Сумерки уже почти превратились во тьму, когда мы спустились к тому месту, где Гребневый Путь пересекался с дорогой, идущей на Каллеву. Здесь стоял тошнотворный запах, и земля вниз до самой долины была усеяна мертвыми телами, бриттскими и саксонскими; а алые угольки сторожевых костров впереди показывали, где варварское войско оставило свои фургоны. Мы подняли крик и поудобнее устроились в седлах, готовясь продолжать сражение, но люди, оставленные с обозом, давно сбежали, присоединившись к толпе своих товарищей, и мы не увидели ничего и никого, кто мог бы поднять против нас секиру. Вспомогательный отряд и добрая часть конницы, как сговорившись, бросили погоню и занялись поисками какой-нибудь поживы. Наверно, я мог бы отогнать их прочь, как охотник отгоняет собак от туши, но теперь вряд ли имело значение, что они делали. Я оставил их копаться в мусоре, а сам поскакал дальше с теми, кто предпочел последовать за мной. Но я помню, что песен больше не было, мы все были слишком усталыми.

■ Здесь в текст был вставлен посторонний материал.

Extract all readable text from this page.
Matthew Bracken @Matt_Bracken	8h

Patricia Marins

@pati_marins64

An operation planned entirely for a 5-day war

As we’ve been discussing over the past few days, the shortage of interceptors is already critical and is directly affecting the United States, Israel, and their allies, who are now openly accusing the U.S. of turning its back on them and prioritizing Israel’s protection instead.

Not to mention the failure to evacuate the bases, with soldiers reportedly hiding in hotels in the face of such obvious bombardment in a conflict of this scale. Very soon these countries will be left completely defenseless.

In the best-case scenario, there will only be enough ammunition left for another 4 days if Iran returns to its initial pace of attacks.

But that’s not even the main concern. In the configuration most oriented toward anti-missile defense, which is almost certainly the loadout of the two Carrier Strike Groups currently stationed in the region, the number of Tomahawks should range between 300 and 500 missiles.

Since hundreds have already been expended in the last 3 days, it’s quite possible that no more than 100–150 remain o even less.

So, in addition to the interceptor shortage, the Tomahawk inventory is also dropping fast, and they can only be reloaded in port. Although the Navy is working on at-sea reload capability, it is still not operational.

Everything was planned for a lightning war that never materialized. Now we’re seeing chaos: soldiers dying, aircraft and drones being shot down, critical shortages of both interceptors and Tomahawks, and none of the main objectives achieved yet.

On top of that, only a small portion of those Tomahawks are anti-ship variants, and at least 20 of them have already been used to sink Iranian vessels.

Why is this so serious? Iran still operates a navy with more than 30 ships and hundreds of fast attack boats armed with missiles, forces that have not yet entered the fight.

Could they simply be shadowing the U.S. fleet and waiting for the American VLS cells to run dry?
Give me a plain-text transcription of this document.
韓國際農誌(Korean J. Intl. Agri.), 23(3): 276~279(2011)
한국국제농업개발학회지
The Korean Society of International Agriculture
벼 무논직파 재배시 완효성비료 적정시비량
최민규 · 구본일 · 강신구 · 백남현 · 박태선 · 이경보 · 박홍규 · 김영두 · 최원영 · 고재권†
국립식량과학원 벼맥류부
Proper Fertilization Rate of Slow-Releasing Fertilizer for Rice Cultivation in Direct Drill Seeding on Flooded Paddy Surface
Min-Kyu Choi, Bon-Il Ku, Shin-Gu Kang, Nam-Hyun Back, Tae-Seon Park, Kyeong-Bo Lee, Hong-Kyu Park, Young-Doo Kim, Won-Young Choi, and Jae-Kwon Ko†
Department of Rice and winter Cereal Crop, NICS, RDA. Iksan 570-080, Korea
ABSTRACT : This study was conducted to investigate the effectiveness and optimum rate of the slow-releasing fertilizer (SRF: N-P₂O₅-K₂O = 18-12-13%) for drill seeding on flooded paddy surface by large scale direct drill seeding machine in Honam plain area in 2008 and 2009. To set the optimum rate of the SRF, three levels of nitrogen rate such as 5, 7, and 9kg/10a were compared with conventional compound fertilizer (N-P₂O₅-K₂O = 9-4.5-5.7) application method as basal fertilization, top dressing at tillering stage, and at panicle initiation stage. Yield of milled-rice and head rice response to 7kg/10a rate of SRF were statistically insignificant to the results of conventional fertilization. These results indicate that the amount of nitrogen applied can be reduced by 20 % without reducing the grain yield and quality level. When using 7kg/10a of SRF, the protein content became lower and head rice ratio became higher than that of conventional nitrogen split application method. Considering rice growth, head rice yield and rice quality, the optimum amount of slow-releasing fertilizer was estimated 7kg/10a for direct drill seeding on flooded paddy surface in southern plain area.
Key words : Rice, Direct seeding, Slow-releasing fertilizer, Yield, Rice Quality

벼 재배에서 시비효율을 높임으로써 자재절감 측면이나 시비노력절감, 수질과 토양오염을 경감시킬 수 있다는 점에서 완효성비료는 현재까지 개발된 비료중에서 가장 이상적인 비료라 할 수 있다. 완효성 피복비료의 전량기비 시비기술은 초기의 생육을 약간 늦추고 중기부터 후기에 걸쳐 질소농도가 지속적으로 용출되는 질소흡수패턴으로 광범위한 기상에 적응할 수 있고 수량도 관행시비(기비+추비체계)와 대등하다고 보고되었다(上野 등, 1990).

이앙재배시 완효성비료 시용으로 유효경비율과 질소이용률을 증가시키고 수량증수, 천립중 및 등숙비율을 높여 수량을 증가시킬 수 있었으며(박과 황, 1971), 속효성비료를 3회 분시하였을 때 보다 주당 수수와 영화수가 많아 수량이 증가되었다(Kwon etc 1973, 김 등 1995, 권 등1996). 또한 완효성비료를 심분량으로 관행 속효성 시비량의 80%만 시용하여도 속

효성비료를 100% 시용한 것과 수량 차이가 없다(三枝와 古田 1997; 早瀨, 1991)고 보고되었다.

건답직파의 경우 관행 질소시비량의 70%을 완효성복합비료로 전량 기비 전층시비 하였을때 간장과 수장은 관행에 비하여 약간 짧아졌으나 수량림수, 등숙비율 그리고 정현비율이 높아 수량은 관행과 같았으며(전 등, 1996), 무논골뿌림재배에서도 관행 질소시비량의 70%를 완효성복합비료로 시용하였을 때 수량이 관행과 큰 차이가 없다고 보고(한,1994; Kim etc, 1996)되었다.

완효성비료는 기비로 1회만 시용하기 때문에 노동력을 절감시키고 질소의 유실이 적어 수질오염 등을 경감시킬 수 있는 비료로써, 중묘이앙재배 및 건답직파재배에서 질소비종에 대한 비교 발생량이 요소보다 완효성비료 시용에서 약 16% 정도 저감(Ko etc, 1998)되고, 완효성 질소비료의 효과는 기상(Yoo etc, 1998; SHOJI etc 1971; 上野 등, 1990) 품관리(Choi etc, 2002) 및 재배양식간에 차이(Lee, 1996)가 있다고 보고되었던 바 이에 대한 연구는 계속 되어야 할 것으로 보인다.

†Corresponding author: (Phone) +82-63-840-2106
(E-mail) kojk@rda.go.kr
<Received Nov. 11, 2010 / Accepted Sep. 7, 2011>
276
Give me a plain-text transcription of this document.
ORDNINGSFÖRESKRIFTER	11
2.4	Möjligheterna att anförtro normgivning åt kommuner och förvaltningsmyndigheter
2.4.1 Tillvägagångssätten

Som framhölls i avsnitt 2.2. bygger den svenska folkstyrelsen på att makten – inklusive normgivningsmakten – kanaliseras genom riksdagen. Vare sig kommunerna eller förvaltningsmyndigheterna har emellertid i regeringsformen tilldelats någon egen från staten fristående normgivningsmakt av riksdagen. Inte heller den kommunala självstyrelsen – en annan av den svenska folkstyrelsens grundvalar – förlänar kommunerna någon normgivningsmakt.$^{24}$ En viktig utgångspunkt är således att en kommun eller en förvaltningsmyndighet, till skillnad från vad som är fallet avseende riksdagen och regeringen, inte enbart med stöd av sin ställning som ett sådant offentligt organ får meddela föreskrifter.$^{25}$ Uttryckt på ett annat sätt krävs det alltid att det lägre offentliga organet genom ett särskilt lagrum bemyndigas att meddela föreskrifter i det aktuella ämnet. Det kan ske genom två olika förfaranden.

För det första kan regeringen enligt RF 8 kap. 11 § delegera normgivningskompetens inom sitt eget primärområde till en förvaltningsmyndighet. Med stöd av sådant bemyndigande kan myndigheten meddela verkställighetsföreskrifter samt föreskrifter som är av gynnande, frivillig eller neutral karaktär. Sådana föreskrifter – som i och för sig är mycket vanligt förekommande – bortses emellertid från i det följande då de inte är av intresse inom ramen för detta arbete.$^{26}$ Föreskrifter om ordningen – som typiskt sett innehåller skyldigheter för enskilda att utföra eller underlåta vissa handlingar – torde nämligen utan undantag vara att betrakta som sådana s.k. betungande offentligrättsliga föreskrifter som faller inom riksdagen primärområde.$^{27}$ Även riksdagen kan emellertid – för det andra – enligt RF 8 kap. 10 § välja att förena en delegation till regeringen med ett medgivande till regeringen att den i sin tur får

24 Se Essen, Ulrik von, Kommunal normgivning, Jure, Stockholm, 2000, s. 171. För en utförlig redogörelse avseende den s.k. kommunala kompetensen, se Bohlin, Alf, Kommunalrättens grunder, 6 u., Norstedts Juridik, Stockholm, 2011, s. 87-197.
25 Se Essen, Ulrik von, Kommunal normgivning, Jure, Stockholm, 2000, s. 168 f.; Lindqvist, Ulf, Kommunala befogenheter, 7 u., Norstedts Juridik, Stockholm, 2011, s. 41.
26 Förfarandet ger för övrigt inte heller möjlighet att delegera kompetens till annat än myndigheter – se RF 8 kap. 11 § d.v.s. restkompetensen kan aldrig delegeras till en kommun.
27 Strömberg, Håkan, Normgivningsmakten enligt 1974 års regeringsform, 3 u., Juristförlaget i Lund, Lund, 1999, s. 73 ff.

И на самом деле мы тоже не уехали далеко, а спустились на несколько миль в долину и остановились у небольшого, белого от мела ручейка, чтобы перевести дух и напоить лошадей; и поняли, словно по общему согласию, что на эту ночь охота окончена.
Ручеек струился в сени молодой ореховой рощицы, и перламутровое сияние поднимающейся луны серебрило мир вокруг нас; и, невероятно, в туманной глубине зарослей пел соловей. Рядом со мной выросла огромная тень, и я увидел, что это Кей; он сидел в седле ссутулясь, а на плече у него висел разломанный почти пополам щит.
— Боже! Что за день! Какая потрясающая победа! Это все, или мы погоним их дальше?
— Оставь их, — ответил я. — Завтра будет достаточно времени, чтобы прочесать окрестности, — когда мы подсчитаем потери и перевяжем раны, — я смотрел на фигуры на опушке леса; некоторые из них еще сидели в седле, другие неуклюже, как скрюченные старики, сползали наземь. Те, на чьих доспехах, по большей части, еще сохранился растрепанный, увядший пучок лунных маргариток, пробились поближе ко мне. Их было где-то около двух эскадронов; или, скорее, меньше. — Это все, что от нас осталось?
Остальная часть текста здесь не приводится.